Le Procureur général se voit doté, quant à lui, de deux nouveaux droits : celui de choisir le tribunal où sera déposé l'acte d'accusation pour les affaires d'importance quel que soit le lieu des faits ainsi que celui de participer aux sessions de la Kuria .

2. Loi sur les Eglises et liberté de conscience

Les Églises peuvent bénéficier en Hongrie de subventions étatiques mais aussi de dons de contribuables qui peuvent ainsi leur attribuer 1 % de leur impôt sur le revenu. Pour bénéficier du statut d'association religieuse ou d'Église, la communauté devait bénéficier du parrainage de 100 citoyens. 370 communautés religieuses ont ainsi pu bénéficier de ce système. Une soixantaine d'entre elles - les business churches - ne présentent pas les caractéristiques d'une association cultuelle classique, à l'image de cette association de soutien psychologique des concurrents d'un concours sportif. Afin de lutter contre la dérive fiscale et budgétaire induite par une telle disposition, le gouvernement a souhaité mettre en place une procédure d'enregistrement. Une première loi en la matière, adoptée en juin 2010, avait été annulée quelques mois plus tard par la Cour constitutionnelle pour des raisons formelles.

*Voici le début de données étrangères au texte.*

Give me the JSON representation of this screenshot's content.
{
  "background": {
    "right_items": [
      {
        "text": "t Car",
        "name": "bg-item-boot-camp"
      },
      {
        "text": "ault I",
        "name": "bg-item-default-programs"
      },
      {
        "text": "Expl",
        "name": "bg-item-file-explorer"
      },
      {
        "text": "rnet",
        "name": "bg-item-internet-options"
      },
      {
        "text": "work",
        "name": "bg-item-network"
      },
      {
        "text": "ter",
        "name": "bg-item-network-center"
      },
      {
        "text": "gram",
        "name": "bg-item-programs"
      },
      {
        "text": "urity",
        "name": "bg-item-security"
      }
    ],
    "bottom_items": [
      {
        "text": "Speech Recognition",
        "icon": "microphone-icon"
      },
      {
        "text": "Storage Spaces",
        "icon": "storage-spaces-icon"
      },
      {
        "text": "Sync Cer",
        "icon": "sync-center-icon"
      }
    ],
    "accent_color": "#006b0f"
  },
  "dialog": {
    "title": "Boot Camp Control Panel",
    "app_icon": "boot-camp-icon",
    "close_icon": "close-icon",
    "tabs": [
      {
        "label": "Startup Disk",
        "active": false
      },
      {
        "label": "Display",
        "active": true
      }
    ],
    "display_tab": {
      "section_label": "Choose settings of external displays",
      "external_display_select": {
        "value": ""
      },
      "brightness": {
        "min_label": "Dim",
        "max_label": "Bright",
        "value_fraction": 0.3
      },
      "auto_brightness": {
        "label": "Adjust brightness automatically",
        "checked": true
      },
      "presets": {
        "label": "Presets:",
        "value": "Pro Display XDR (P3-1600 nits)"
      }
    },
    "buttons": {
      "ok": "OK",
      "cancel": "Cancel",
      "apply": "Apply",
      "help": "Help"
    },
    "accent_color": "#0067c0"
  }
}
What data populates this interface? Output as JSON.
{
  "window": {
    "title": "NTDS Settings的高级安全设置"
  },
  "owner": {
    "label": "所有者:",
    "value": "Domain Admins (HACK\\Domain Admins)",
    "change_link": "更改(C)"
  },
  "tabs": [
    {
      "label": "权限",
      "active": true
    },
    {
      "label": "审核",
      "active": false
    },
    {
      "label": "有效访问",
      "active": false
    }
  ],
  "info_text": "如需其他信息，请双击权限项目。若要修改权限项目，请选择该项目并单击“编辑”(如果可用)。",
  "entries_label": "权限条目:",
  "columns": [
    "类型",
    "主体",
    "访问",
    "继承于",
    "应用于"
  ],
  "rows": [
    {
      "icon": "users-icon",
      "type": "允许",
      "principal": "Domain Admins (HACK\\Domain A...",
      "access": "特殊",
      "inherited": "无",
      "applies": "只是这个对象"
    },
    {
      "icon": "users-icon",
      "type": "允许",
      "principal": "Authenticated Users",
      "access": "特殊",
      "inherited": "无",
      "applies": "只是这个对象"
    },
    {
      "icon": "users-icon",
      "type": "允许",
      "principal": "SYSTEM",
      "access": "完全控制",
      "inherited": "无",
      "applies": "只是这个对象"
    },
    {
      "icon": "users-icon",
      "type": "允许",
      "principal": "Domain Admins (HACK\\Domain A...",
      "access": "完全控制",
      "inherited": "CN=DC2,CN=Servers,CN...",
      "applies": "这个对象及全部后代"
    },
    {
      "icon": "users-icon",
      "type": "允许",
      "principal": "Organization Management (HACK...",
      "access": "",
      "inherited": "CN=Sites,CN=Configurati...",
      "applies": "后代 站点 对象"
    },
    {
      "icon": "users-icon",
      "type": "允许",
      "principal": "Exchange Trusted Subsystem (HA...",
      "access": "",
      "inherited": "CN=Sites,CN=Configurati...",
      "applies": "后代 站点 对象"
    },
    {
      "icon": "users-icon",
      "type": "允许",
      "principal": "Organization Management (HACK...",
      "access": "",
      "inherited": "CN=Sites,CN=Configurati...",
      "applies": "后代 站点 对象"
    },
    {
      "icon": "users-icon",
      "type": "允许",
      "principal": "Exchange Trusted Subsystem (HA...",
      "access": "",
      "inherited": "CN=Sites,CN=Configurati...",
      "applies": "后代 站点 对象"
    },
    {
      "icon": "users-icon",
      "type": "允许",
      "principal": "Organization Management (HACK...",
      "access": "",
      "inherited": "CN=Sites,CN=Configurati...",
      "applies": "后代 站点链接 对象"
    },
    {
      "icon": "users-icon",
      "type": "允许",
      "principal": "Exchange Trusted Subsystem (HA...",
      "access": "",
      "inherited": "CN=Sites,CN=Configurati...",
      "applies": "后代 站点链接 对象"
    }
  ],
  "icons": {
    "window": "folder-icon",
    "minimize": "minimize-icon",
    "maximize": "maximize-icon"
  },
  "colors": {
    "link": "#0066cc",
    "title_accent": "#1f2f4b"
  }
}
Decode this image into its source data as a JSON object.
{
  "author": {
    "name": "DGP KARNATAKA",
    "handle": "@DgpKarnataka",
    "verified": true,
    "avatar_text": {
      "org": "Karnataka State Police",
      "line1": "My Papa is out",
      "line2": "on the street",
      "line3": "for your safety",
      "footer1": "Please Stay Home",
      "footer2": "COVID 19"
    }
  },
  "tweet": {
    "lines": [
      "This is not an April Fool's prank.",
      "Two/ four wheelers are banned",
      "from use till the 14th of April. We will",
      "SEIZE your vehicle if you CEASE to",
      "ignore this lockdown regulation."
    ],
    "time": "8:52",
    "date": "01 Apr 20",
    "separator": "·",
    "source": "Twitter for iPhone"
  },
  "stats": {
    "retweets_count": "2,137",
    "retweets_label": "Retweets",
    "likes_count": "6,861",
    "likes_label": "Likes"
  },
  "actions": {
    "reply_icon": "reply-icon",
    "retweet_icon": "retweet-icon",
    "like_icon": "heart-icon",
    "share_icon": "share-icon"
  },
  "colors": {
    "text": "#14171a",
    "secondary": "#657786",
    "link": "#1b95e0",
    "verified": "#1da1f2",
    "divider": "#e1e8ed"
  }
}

Adoptée en juillet dernier et entrée en vigueur le 1 er janvier 2012, la loi organique relative à la liberté de conscience et de religion et au statut juridique des églises, des dénominations et des communautés religieuses accorde ainsi un statut officiel à 14 communautés religieuses. Afin d'obtenir ce statut, les associations cultuelles concernées doivent être présentes en Hongrie depuis au moins vingt ans ou avoir une histoire internationale datant de plus d'un siècle. Le parrainage de 1 000 citoyens est, par ailleurs, indispensable. Les activités de cette communauté religieuse doivent, en outre, respecter la Constitution, l'ensemble des lois et règles du pays, mais aussi la « sécurité nationale » au sens large.

Les communautés issues de l'Islam, du Bouddhisme et de l'Église méthodiste ont néanmoins été écartées de la première liste. Comme les représentants de ces trois religions, les associations n'ayant pas intégré cette première liste de quatorze Églises ont dû faire acte de candidature auprès du Parlement. Le comité des affaires religieuses de l'Assemblée nationale est, en effet, chargé d'examiner les candidatures. Il peut solliciter le vote à la majorité des deux tiers du Parlement pour confirmer son choix. Aucun appel ne peut être interjeté à l'issue du vote. 18 communautés religieuses dont celles citées plus haut ont ainsi pu obtenir ce statut en février 2012. L'Assemblée nationale a néanmoins écarté 66 autres demandes, soutenues par l'opposition. Elles pourront présenter une nouvelle requête en 2013. Les observateurs estiment entre quarante et cinquante le nombre de communautés susceptibles de bénéficier à terme de ce statut.

Si la nécessité d'éviter que certaines organisations au rapport à la foi quelque peu douteux abusent de la possibilité d'obtenir un financement public n'est pas illégitime, il convient cependant de s'interroger sur la nature politique de la loi, dès lors que l'Assemblée nationale hongroise est sollicitée. Le Parlement apparaît, en effet, comme la seule instance apte à décider quelles organisations religieuses ou églises doivent être enregistrées. Ce point a notamment été soulevé par la Commission de Venise dans l'avis qu'elle a rendu sur cette loi, à la demande du gouvernement hongrois, le 19 mars dernier. Elle souligne, en effet, que les critères retenus, notamment le respect de la Constitution ou de la sécurité publique par ces communautés, font partie d'un ensemble de conditions excessives, fondées sur des critères qu'elle juge arbitraires pour ce qui concerne la reconnaissance d'une Église. La question du choix politique de certaines associations religieuses est notamment illustrée par le cas de la communauté juive ultra-orthodoxe du rabbin Slomó Köves, affiliée au mouvement hassidique de Habad Loubavitch . Certains observateurs estiment, en effet, qu'elle a pu être retenue pour concurrencer la Fédération des communautés juives de Hongrie, proche de l'ancienne majorité.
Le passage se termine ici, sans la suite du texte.